Feeling Incomplete

I knew the 18 mile run was going to be a challenge, and I knew there was a good chance I wouldn’t make it through. And sure enough…I dropped out after not even 2 miles.

I did everything right – I foam rolled and stretched before bed, went to bed early, had my banana and ibuprofen this morning, did more rolling and more stretching…I was ready to go. But even as I was walking from my car to the starting area, I could feel my hip. Once we started running it was just like my beach runs – not so much with the pain, but with a sheer amount of effort. My breathing was so loud and labored – I told my running partner I felt like I’d just run 12 miles, not 12 minutes.

And in my head, over and over again, I kept thinking that maybe I really did need to rest, maybe pushing 18 was a bad idea, maybe the doctor on Tuesday will tell me that the marathon is completely out, etc etc etc – over and over and over again. My running partner tried to get me chatting as a distraction but I couldn’t keep up. It was especially frustrating for me because we were slow to begin with and it felt like I was making some herculean effort to keep going. Running blogs and magazines talk a lot about the perceived rate of exertion – I perceived that I was exerting myself well beyond my capability.

So finally I just knew I had to throw in the towel, and did. I walked over to the water and sat there for awhile, definitely crying and just feeling so frustrated and berating myself for quitting. Then I geared up and decided I was going to try to run it on my own. I got back to the path and started to run…only to stop about 10 seconds later. It just wasn’t happening.
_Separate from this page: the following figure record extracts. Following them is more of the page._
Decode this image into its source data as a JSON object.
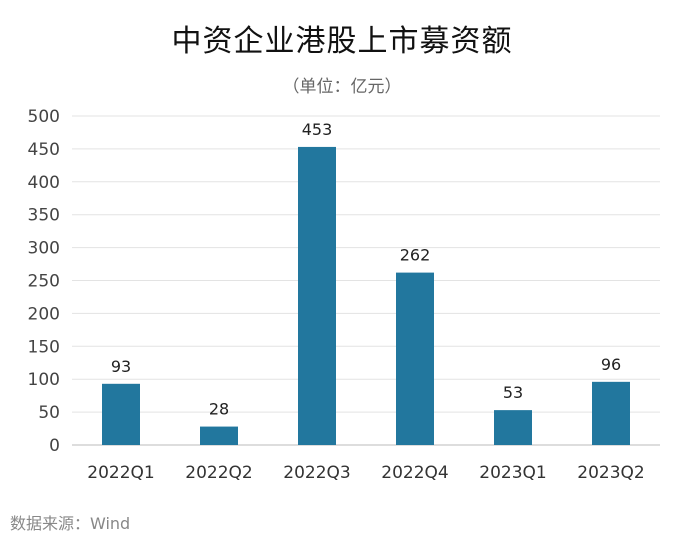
{
  "chart_data": {
    "type": "bar",
    "title": "中资企业港股上市募资额",
    "subtitle": "（单位：亿元）",
    "categories": [
      "2022Q1",
      "2022Q2",
      "2022Q3",
      "2022Q4",
      "2023Q1",
      "2023Q2"
    ],
    "values": [
      93,
      28,
      453,
      262,
      53,
      96
    ],
    "ylim": [
      0,
      500
    ],
    "yticks": [
      0,
      50,
      100,
      150,
      200,
      250,
      300,
      350,
      400,
      450,
      500
    ],
    "grid": true,
    "legend": "none",
    "bar_color": "#22779E"
  },
  "source": "数据来源：Wind"
}
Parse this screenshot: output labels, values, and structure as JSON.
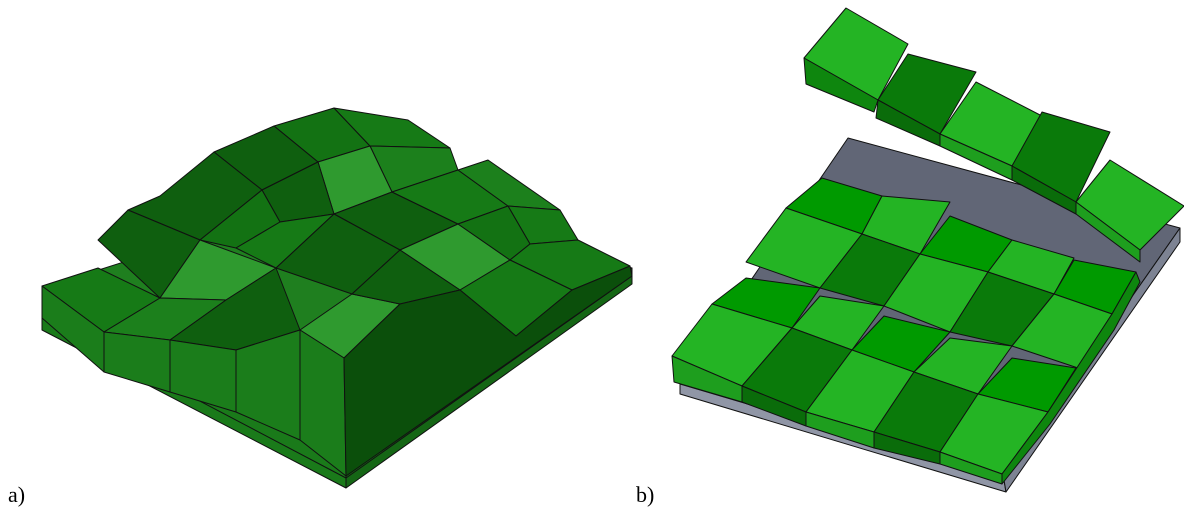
{
  "panels": [
    {
      "label": "a)"
    },
    {
      "label": "b)"
    }
  ],
  "colors": {
    "panel_a": {
      "top": "#167a16",
      "top_alt": "#0f5f0f",
      "top_light": "#2f9a2f",
      "ramp": "#0d640d",
      "side": "#1b7d1b",
      "side_dark": "#0b4f0b",
      "base_top": "#1f7f1f",
      "base_side": "#1a7a1a"
    },
    "panel_b": {
      "top": "#24b424",
      "top_alt": "#0a7a0a",
      "top_mid": "#009a00",
      "ramp": "#0e860e",
      "side": "#1e9e1e",
      "side_dark": "#0a6c0a",
      "plate_top": "#616676",
      "plate_side": "#9096a6"
    }
  }
}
So I turned around and walked back in the direction of my car. The walk took forever – we’d gone north farther than I’d realized; I ended up getting in 4 miles just with all of the walking. And I ran into my group as they were heading southbound – my pace leader was super supportive and said that I just need to keep icing my hip, resting it, and asking my doctor about doing some cross training like cycling. I told her I’d try swimming today – I know for sure it’s an approved exercise because it’s non weight bearing – and she said that was a great idea. So I came home, changed, got to the gym, and did laps for a half hour. I felt tired afterwards, in a good way – I really love to swim but I have to say, the laps can get a little boring! I’ll have to look up some lap swimming guidance if this is something I’m going to commit to.

Anyway, I’m feeling deflated now, of course, but trying to keep it all in perspective – as I said to my mom on the phone a minute ago, one missed long run does not derail a marathon. I had a great 16-mile run; when we get to 20 (in two weeks), it’ll just be four miles longer. Maybe resting today will be the elixir my hip needs, who knows. Maybe the orthopedist guy will tell me the marathon is off the table – I don’t know. But I do know I’ll keep away from running until my appointment on Tuesday, and I’ll compensate with more swimming and probably some upper body stuff, plus my regular stretching and rolling.